Lo taamod al dam réakha é um mandamento bíblico que diz "Não fique impassível ao ver o sangue de teu semelhante." A palavra não é khikha, teu irmão judeu, mas sim réakha, teu ser humano, teu semelhante, seja ele, ou ela, judeu ou não. Todas as pessoas têm o direito de viver com dignidade e esperança. Todas as pessoas têm o direito de viver sem medo e sofrimento.

Não auxiliar as vítimas do Sudão hoje seria para mim desonrar as lições que aprendi com meus professores, meus ancestrais e meus amigos, a de que apenas Deus é capaz de permanecer sozinho, mas não Suas criaturas.
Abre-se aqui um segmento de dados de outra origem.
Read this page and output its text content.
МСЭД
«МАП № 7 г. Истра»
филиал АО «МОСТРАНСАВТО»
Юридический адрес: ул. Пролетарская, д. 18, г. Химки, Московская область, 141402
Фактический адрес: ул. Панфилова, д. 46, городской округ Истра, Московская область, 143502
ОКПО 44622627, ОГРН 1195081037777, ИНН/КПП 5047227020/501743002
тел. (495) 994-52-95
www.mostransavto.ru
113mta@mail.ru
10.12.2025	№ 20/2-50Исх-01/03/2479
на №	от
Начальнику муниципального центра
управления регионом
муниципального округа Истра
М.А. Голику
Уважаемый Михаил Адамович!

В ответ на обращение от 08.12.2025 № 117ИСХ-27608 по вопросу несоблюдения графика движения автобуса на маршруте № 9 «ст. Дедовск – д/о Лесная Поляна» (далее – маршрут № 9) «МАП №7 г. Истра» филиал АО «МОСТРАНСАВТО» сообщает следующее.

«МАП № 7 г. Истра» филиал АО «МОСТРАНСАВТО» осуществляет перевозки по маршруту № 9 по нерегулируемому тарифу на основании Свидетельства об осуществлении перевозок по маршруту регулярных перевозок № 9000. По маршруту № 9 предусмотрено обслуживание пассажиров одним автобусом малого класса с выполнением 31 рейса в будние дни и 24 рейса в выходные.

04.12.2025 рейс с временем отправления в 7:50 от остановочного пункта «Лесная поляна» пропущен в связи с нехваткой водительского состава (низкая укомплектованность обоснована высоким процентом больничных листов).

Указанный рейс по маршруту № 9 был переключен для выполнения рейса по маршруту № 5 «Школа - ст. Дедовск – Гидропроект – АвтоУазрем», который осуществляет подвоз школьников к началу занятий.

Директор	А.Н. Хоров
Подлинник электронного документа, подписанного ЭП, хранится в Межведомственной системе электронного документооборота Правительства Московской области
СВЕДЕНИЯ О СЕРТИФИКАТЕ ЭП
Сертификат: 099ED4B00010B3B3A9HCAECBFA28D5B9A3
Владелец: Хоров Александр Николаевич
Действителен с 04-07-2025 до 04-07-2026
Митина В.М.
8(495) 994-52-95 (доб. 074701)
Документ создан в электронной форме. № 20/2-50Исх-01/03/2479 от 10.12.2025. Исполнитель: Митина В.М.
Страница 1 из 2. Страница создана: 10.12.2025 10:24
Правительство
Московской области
O que mais me dói e magoa neste momento é saber que ao mesmo tempo em que estamos aqui sentados discutindo como nos comportar moralmente, de modo individual e coletivo, lá em Darfur e outros lugares do Sudão seres humanos estão matando e sendo mortos.

Se as vítimas sudanesas se sentirem abandonadas e negligenciadas terá sido por falha nossa – e talvez por nossa culpa também.

Por isto devemos intervir.

Se fizermos isto, as vítimas e seus filhos nos serão gratos, assim como os nossos filhos, por meio deles, também nos serão.